The bottom line here is that you must do your homework and build an excellent business case that demonstrates the real, tangible value that a shared data warehousing and BI service can deliver to the organization while managing the risks. A shared service has a large scope and a diverse population of stakeholders, requiring a business case that shows tangible and achievable benefits quickly and over the long term, with something for everybody.

Let’s talk about the security of the data. What are some best practices for addressing that when choosing a partner for shared services/SaaS?

Data access and security is one of the top concerns to all potential customers of a shared BI service. How do you know that your data is protected and secure? In addition, some customers may have regulatory compliance rules for data that are difficult to comply with in a shared service.

Examples of good practice include:

  • Use security requirements as part of the tool selection process.
  • Gather security requirements from the business, as part of the requirements-gathering process. Understanding the priorities and critical issues of the business units is a crucial first step and one that shouldn’t be overlooked.
  • Create a proof of concept or prototype with security needs clearly proven.

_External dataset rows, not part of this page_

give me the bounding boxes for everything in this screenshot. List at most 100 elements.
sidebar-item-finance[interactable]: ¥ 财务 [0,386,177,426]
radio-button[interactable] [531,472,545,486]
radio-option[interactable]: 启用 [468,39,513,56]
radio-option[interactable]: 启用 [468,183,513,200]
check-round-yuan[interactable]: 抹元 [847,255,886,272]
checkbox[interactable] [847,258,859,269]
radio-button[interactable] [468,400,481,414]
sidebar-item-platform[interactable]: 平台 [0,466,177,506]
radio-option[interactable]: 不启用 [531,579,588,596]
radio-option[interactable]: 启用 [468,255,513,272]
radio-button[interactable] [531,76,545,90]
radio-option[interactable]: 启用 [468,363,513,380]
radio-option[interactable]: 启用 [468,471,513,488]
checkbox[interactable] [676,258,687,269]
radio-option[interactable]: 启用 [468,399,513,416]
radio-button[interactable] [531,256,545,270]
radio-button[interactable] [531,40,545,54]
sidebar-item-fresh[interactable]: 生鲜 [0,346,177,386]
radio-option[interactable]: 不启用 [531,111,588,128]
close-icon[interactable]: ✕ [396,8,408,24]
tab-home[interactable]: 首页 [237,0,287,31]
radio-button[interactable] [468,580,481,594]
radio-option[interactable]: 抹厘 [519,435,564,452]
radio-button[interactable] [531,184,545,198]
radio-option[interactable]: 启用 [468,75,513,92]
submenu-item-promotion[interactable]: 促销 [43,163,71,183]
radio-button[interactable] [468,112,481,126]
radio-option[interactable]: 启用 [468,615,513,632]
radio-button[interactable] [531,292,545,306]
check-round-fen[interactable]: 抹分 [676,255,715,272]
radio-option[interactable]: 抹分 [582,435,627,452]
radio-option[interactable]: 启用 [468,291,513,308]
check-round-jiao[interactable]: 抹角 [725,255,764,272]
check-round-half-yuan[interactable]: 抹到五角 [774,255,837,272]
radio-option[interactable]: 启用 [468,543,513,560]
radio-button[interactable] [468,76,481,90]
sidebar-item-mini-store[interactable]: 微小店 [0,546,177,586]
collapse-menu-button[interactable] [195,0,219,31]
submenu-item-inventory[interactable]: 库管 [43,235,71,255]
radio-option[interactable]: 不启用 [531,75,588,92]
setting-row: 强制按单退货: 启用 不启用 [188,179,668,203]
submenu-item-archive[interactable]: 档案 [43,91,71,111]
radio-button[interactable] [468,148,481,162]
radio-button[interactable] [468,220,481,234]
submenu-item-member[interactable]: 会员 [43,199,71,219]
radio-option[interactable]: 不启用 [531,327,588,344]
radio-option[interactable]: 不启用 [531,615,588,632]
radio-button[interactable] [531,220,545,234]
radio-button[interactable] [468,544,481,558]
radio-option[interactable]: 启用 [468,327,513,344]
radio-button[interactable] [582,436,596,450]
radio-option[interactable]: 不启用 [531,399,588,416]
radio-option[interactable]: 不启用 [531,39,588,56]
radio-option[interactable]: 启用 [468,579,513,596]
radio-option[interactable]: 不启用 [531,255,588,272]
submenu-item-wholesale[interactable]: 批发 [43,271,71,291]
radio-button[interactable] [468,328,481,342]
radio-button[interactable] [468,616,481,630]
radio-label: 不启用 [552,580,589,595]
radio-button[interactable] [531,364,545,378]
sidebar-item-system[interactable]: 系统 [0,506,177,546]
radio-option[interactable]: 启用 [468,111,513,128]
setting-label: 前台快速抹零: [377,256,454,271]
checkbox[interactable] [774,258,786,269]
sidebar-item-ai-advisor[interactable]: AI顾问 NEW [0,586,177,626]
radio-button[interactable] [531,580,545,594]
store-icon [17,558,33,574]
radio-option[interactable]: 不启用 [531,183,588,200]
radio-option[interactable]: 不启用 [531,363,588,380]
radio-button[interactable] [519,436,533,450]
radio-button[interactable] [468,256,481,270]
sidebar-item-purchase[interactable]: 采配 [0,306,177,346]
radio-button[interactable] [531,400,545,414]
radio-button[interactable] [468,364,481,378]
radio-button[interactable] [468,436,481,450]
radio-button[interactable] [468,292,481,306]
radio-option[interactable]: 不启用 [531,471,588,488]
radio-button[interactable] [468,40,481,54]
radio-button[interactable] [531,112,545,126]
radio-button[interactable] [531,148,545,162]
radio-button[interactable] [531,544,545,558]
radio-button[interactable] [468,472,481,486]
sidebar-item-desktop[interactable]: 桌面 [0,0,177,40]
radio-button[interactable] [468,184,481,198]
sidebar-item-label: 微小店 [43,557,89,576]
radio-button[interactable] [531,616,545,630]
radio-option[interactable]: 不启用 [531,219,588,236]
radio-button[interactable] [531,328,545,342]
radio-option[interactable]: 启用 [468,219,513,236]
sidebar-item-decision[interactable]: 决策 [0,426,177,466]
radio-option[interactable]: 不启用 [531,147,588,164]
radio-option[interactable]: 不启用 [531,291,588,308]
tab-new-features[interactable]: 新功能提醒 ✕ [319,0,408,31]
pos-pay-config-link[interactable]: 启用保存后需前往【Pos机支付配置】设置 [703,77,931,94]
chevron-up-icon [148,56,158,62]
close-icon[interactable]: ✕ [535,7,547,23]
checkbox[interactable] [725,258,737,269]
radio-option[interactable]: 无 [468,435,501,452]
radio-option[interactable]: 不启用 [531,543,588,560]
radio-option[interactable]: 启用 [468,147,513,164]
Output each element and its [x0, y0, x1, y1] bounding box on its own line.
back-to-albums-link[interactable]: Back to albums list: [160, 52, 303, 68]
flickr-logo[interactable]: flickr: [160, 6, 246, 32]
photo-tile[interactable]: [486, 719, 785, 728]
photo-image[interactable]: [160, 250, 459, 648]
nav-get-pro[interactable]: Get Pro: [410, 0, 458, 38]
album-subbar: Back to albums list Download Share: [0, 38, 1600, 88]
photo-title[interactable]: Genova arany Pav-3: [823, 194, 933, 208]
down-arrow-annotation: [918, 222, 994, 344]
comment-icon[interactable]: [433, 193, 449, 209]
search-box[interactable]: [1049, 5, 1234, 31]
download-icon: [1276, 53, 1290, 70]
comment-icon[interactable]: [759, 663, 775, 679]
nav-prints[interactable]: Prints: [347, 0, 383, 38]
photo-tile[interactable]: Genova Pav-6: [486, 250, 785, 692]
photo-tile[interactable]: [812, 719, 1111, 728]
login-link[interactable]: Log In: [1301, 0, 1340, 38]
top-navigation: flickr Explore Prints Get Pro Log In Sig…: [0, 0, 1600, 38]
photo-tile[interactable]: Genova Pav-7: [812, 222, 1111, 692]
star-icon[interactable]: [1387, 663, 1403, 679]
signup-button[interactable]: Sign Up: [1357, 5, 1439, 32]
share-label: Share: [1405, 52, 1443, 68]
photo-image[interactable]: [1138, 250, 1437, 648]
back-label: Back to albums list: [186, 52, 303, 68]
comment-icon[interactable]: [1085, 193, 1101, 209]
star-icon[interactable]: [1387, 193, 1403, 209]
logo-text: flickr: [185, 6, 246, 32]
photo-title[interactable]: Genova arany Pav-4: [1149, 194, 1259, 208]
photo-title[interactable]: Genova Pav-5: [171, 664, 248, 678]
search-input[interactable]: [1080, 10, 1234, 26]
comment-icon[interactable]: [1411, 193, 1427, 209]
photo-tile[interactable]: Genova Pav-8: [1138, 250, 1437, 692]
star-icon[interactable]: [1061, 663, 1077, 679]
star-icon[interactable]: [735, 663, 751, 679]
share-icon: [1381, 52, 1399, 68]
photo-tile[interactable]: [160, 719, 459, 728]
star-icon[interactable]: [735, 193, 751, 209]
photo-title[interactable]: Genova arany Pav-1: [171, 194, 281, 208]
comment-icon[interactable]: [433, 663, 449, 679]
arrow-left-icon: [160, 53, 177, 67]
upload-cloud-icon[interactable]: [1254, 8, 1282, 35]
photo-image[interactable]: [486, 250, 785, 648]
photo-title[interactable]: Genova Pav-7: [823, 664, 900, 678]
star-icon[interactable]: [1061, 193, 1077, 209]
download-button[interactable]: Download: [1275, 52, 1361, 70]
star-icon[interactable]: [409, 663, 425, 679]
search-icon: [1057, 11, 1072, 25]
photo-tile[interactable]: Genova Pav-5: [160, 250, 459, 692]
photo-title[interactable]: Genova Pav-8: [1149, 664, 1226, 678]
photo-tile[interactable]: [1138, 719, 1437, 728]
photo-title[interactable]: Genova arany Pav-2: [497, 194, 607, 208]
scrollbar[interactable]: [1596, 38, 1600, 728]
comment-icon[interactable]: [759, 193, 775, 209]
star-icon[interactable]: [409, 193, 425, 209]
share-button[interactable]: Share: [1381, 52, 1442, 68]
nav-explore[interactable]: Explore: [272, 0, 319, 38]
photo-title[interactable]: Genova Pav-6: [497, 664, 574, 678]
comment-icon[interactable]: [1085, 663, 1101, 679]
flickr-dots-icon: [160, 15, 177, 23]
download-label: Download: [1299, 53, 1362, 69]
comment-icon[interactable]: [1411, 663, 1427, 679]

Regarding return on investment, what sort of cost recovery models are available for shared services?

Cost recovery models are vital to ensure that your shared service can secure the needed funding to remain viable and provide value to your customers over time. As I mentioned earlier, we did not have a reference-able example of a cost recovery model for a BI and data warehousing service, so we experimented with different models. We settled on one based on a monthly subscription fee.

Cost recovery models can become fairly complex, so you must be careful to build one that achieves your goals. It should be simple and transparent enough to be easily understood by your customers. You don’t want to penalize customers for heavy use of the service since data warehouses are meant to be exploited to maximize their value. The recovery model should be neutral to usage and be based more on the resource capacity required to meet each customer’s unique service level requirements.

Several shared services are based on subscription fees; others are charged on a per-seat basis. Other models are federated, pay-as-you-go, or hybrids. Regardless, your model should be designed to recover all costs and either break even (in the public sector) or generate profits or surpluses, or both, that can either be refunded to customers or invested back into the service to stay competitive with alternatives.

What is Collaborative Consulting doing right now in the shared services arena?

We’re seeing tremendous interest in this topic. With an increased focus on efficiency and cost containment, our clients have sought us out to provide a continuum of consulting services from advice and strategic direction regarding shared services, through to implementation and operation of shared service environments.

For example, we have helped several of our service-provider clients envision and create solution platforms that will allow them to scale BI environments in a multi-tenant model providing focused analytics that compliment their current service model. In other cases, we have helped our internal IT support clients provide shared service solutions for their internal customers in the form of data integration frameworks, BI frameworks, and in at least one case, an entire service group dedicated to reporting and analytics provisioning across the enterprise.

The internal shared service model works well for functions that span multiple business areas, while having a common technology baseline and similar set of overarching requirements. While a lot of the work we have done has been inside an organization, we’re now seeing customers with a keen interest in SaaS models outside their four walls. Our role in the BI market evolution has been primarily strategic, helping companies decide if SaaS makes sense for their organization and their particular BI environment. As the marketplace grows in acceptance, however, the challenge will move from direction-setting to integration.